Transverse section of inferior columns, or of the inferior horn of gray matter, if close behind the medulla, causes no motor paralysis, but if farther back induces motor paralysis on the same side of the body.

Transverse section of the cervical lateral columns causes motor paralysis of the lateral walls of the chest (respiratory tract). If the section is made in the dorsal or lumbar region it is the same as lesion of the superior columns.

Among reflex centres in the cord the following may be named:

The Respiratory Tract in the cervical lateral columns just referred to.

A Glycogenic Centre in the anterior cervical section between the bulb and the fourth cervical nerve.

Centres which Dilate the Pupil between the fifth cervical and the sixth dorsal nerve.

Cardiac Accelerator Centres between the three last cervical and the five first dorsal nerves.

Vaso-Motor Sudoriparous Centres in the central gray matter.

Centre for Anal Sphincter between the sixth and seventh dorsal nerves.

Centre for Vesical Sphincter between the third and fifth lumbar nerves.

Genital Centre, opposite the first lumbar nerve.
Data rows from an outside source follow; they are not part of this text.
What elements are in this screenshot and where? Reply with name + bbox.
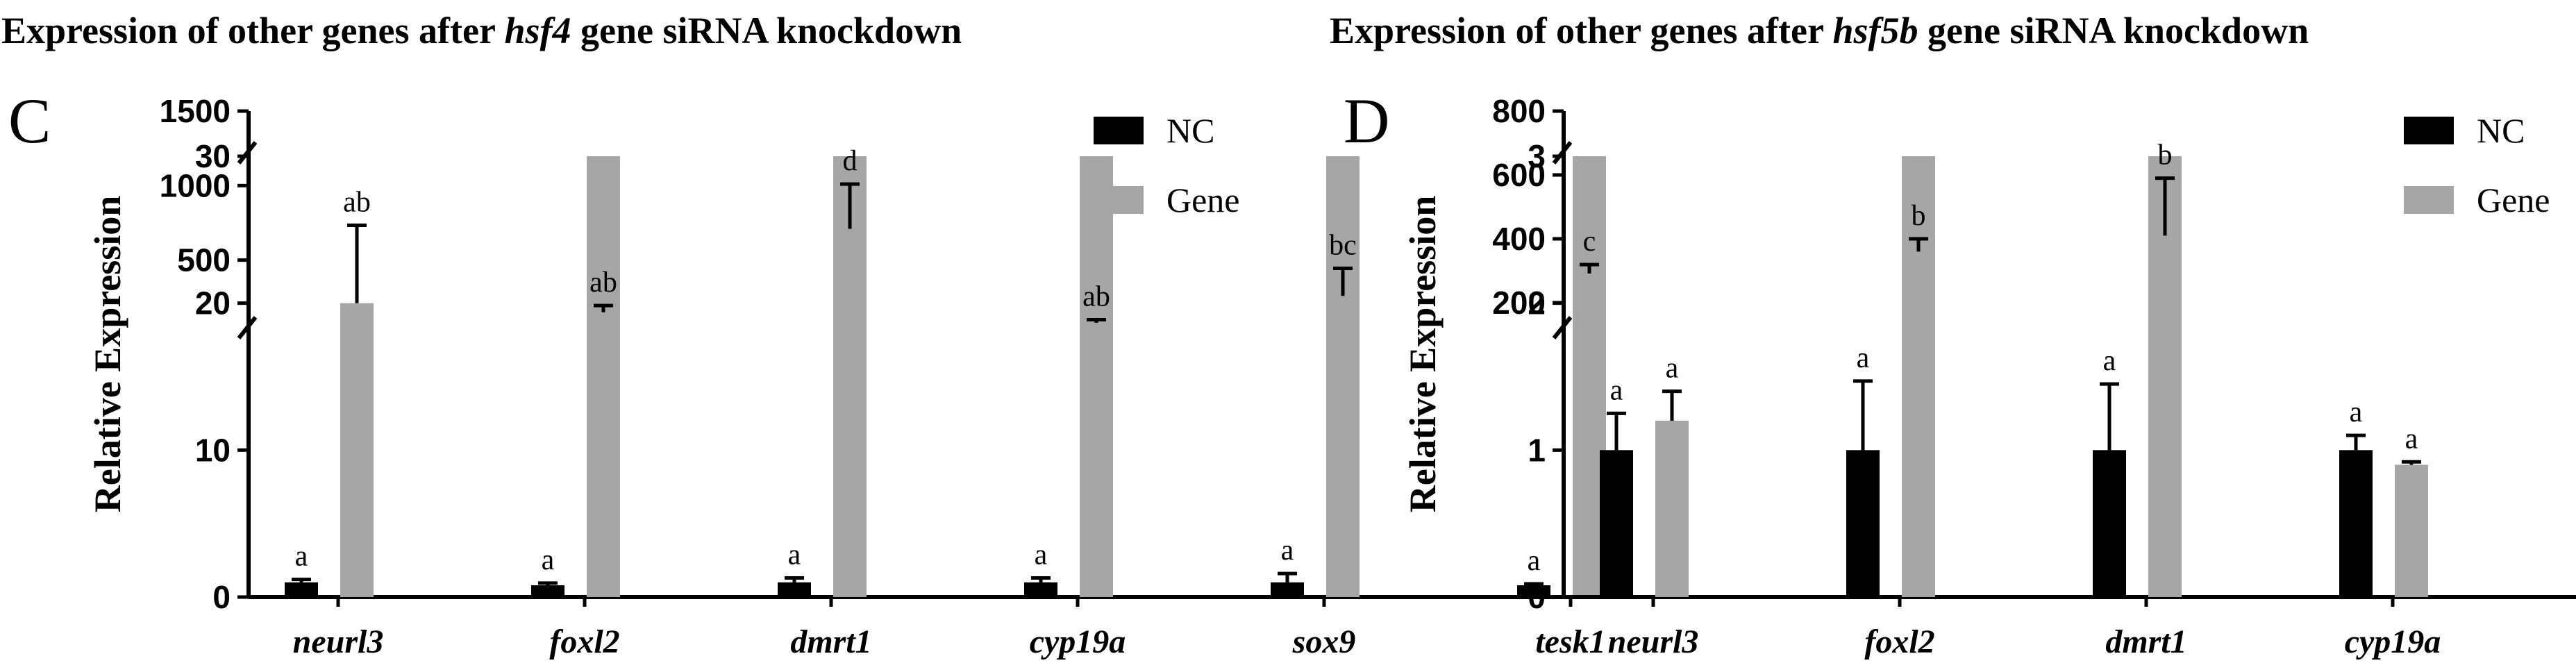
legend-label: Gene	[2477, 181, 2550, 219]
bar-gene-upper	[1573, 273, 1606, 335]
bar-nc	[285, 582, 318, 597]
x-tick-label: dmrt1	[790, 623, 871, 660]
significance-label: a	[1857, 342, 1870, 374]
bar-gene	[1655, 421, 1689, 597]
y-tick-label: 0	[212, 579, 231, 615]
chart-panel-c: Expression of other genes after hsf4 gen…	[1, 10, 1703, 660]
significance-label: bc	[1329, 229, 1357, 261]
y-axis-label: Relative Expression	[1402, 196, 1444, 513]
bar-nc	[1271, 582, 1304, 597]
significance-label: ab	[343, 186, 371, 218]
panel-label: C	[8, 85, 51, 156]
significance-label: a	[542, 544, 555, 576]
x-tick-label: neurl3	[1608, 623, 1699, 660]
y-axis-label: Relative Expression	[87, 196, 128, 513]
significance-label: b	[1912, 200, 1926, 232]
x-tick-label: cyp19a	[2345, 623, 2441, 660]
bar-nc	[1600, 450, 1633, 597]
axis-break-mark	[1552, 316, 1573, 339]
y-tick-label: 2	[1528, 285, 1546, 321]
significance-label: ab	[1082, 281, 1110, 313]
bar-gene	[1326, 156, 1360, 597]
significance-label: a	[1281, 535, 1294, 567]
significance-label: a	[1528, 545, 1541, 577]
bar-nc	[1846, 450, 1880, 597]
significance-label: a	[788, 539, 801, 571]
significance-label: ab	[589, 267, 617, 299]
y-tick-label: 10	[195, 432, 231, 468]
bar-gene-upper	[1326, 296, 1360, 335]
significance-label: a	[2103, 345, 2116, 377]
y-tick-label: 400	[1492, 221, 1546, 257]
chart-panel-d: Expression of other genes after hsf5b ge…	[1330, 10, 2576, 660]
legend-swatch-nc	[1094, 117, 1144, 144]
legend-swatch-nc	[2404, 117, 2454, 144]
significance-label: d	[843, 145, 858, 177]
significance-label: c	[1583, 226, 1596, 258]
y-tick-label: 20	[195, 285, 231, 321]
bar-gene-upper	[833, 228, 867, 335]
y-tick-label: 1500	[160, 93, 231, 129]
y-tick-label: 1	[1528, 432, 1546, 468]
bar-gene-upper	[2148, 235, 2182, 335]
legend-swatch-gene	[2404, 186, 2454, 214]
y-tick-label: 1000	[160, 167, 231, 203]
bar-nc	[1517, 585, 1550, 597]
x-tick-label: dmrt1	[2105, 623, 2186, 660]
significance-label: a	[1666, 353, 1679, 385]
y-tick-label: 200	[1492, 285, 1546, 321]
bar-nc	[778, 582, 811, 597]
bar-nc	[1024, 582, 1057, 597]
x-tick-label: neurl3	[293, 623, 384, 660]
bar-gene-upper	[587, 312, 620, 335]
bar-nc	[2339, 450, 2373, 597]
legend-swatch-gene	[1094, 186, 1144, 214]
bar-gene	[2395, 464, 2428, 597]
y-tick-label: 3	[1528, 138, 1546, 174]
x-tick-label: sox9	[1292, 623, 1356, 660]
axis-break-mark	[1552, 141, 1573, 165]
significance-label: a	[2350, 396, 2363, 428]
panel-label: D	[1344, 85, 1389, 156]
bar-nc	[531, 585, 564, 597]
y-tick-label: 600	[1492, 157, 1546, 193]
bar-gene-upper	[1902, 251, 1935, 335]
bar-gene	[1080, 156, 1113, 597]
bar-gene-upper	[1080, 322, 1113, 335]
significance-label: a	[1035, 539, 1048, 571]
x-tick-label: tesk1	[1535, 623, 1605, 660]
bar-gene	[587, 156, 620, 597]
legend-label: NC	[2477, 111, 2525, 150]
bar-gene	[340, 303, 374, 597]
significance-label: a	[1610, 374, 1623, 406]
x-tick-label: cyp19a	[1030, 623, 1126, 660]
bar-gene	[1902, 156, 1935, 597]
legend-label: NC	[1166, 111, 1214, 150]
significance-label: a	[2405, 423, 2418, 455]
chart-title: Expression of other genes after hsf4 gen…	[1, 10, 962, 51]
x-tick-label: foxl2	[549, 623, 619, 660]
x-tick-label: foxl2	[1864, 623, 1934, 660]
legend-label: Gene	[1166, 181, 1240, 219]
significance-label: a	[295, 541, 308, 573]
y-tick-label: 30	[195, 138, 231, 174]
axis-break-mark	[237, 141, 258, 165]
y-tick-label: 800	[1492, 93, 1546, 129]
significance-label: b	[2158, 140, 2173, 171]
bar-nc	[2093, 450, 2126, 597]
y-tick-label: 0	[1528, 579, 1546, 615]
axis-break-mark	[237, 316, 258, 339]
chart-title: Expression of other genes after hsf5b ge…	[1330, 10, 2309, 51]
y-tick-label: 500	[177, 242, 231, 278]
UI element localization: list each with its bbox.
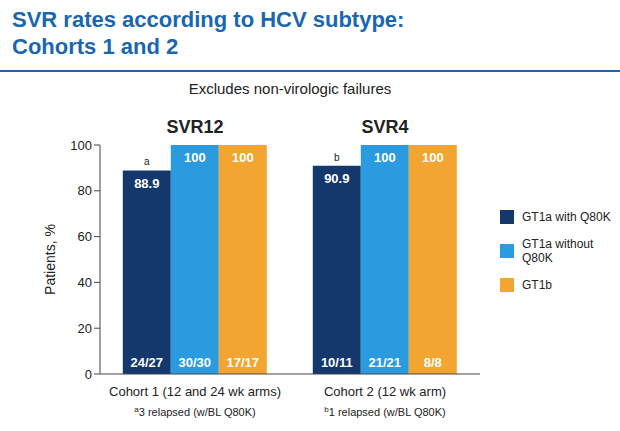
svg-text:SVR12: SVR12 [166, 117, 223, 137]
svg-text:90.9: 90.9 [324, 171, 349, 186]
svg-text:SVR4: SVR4 [361, 117, 408, 137]
svg-text:0: 0 [85, 367, 92, 382]
svg-text:Patients, %: Patients, % [42, 224, 58, 295]
svg-text:10/11: 10/11 [321, 355, 353, 370]
svg-text:17/17: 17/17 [227, 355, 260, 370]
svg-text:8/8: 8/8 [424, 355, 442, 370]
svg-text:88.9: 88.9 [134, 176, 159, 191]
svg-text:21/21: 21/21 [369, 355, 402, 370]
svg-text:b: b [334, 152, 340, 163]
svg-text:24/27: 24/27 [131, 355, 164, 370]
svg-text:100: 100 [232, 150, 254, 165]
svg-text:80: 80 [78, 183, 92, 198]
svg-text:100: 100 [184, 150, 206, 165]
html-text:Excludes non-virologic failure: Excludes non-virologic failures [188, 80, 392, 97]
html-text:GT1b: GT1b [522, 278, 552, 292]
svg-text:20: 20 [78, 321, 92, 336]
html-text:GT1a without Q80K: GT1a without Q80K [522, 237, 594, 265]
svg-text:100: 100 [374, 150, 396, 165]
svg-text:30/30: 30/30 [179, 355, 212, 370]
svg-text:Cohort 2 (12 wk arm): Cohort 2 (12 wk arm) [324, 384, 446, 399]
svg-text:40: 40 [78, 275, 92, 290]
svg-text:b1 relapsed (w/BL Q80K): b1 relapsed (w/BL Q80K) [324, 405, 445, 418]
html-text:GT1a with Q80K: GT1a with Q80K [522, 210, 611, 224]
svg-text:a: a [144, 156, 150, 167]
svg-text:60: 60 [78, 229, 92, 244]
svg-text:100: 100 [422, 150, 444, 165]
html-text:SVR rates according to HCV sub: SVR rates according to HCV subtype: Coho… [12, 7, 405, 59]
svg-text:a3 relapsed (w/BL Q80K): a3 relapsed (w/BL Q80K) [134, 405, 255, 418]
svg-text:Cohort 1 (12 and 24 wk arms): Cohort 1 (12 and 24 wk arms) [109, 384, 281, 399]
svg-text:100: 100 [70, 138, 92, 153]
Vaso-motor and Trophic Centres are found in the inferior horns of gray matter, and their degeneration causes progressive muscular atrophy.

The Muscular Sense Tract is located near the surface of the superior columns, so that a certain amount of incoördination and unsteadiness of progression follows its destruction.

The Deeper Part of the Superior Columns and the Column of Goll which bounds the superior median fissure control muscular sense and coördination, and their disease (posterior lateral sclerosis) entails locomotor ataxy.